Los epidemiólogos alertan de que esta condición está creciendo entre la población más joven y un 4 por ciento de los afectados desarrollarán a largo plazo complicaciones, como la perforación de la pared intestinal, abscesos o fístulas.

A pesar de su prevalencia no se conoce mucho acerca de esta enfermedad y se la ha relacionado con el tabaquismo, el uso de antiinflamatorios no esteroideos, la inactividad física o la obesidad. De entre los factores relacionados con la dieta, sólo un insuficiente aporte de fibra ha sido estudiado con algo de detalle, así que un grupo de investigadores ha analizado la influencia del consumo de carne roja, pollería y pescado en las posibilidades de desarrollar diverticulitis en una población de 46.500 personas a lo largo de casi un cuarto de siglo de seguimiento. De la muestra, un total de 764 hombres sufrieron diverticulitis.

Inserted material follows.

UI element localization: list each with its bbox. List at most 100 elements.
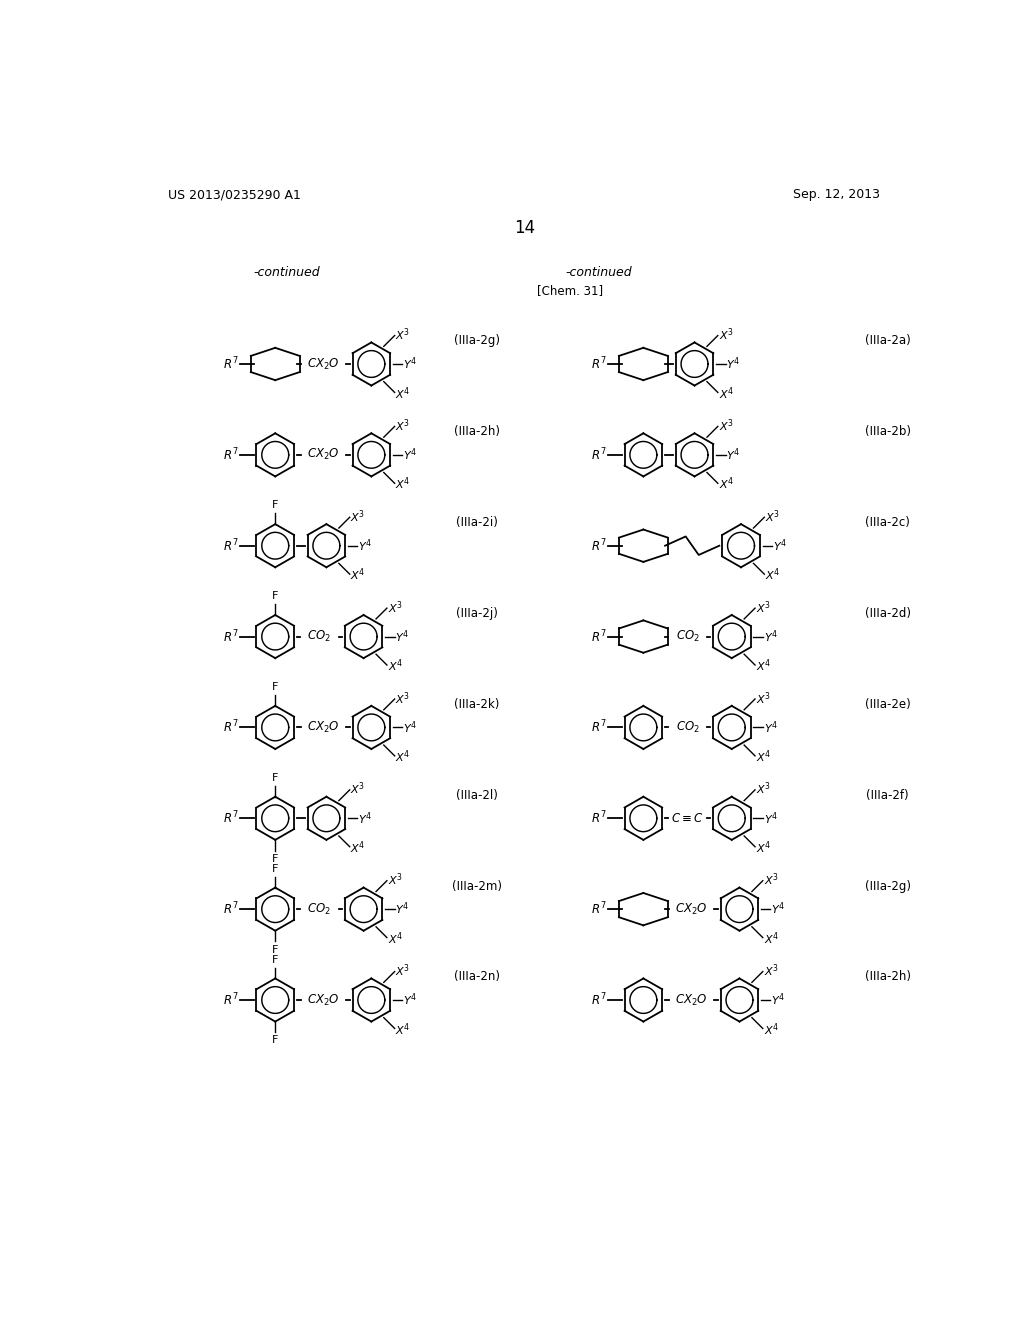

Se les preguntó periódicamente por sus hábitos alimentarios y la tendencia es a que los que consumían más carne roja, también solían fumar más, tomaban más medicamentos antiinflamatorios y eran más sedentarios. Además, tocaban menos fibra. Todo lo contrario ocurría en los grupos donde predominaba el consumo de pollo o pescado. Pero incluso teniendo en cuenta la influencia de esos factores externos, la conclusión a la que llegan los investigadores es que la ingestión de carne roja se relaciona con un mayor riesgo de sufrir diverticulitis. Comparados con los que registraban menores niveles de consumo de carne roja, los que más abusan de la carne roja –seis veces por semana- tienen un 58 por ciento más de riesgo de desarrollar esta dolencia.

La relación fue incluso más fuerte cuando se trata de carne procesada y cuando se sustituye una porción de estos productos –embutidos por ejemplo- por pollo o pescado el riesgo se reduce en un 20 por ciento.

Harán falta nuevas investigaciones para explicar por qué ese aumento del riegso entre los consumidores de carne roja, pero el artículo científico menciona algunas hipótesis como la presencia de la proteína C reactiva y la ferritina o una alteración de la microbiota del aparato digestivo.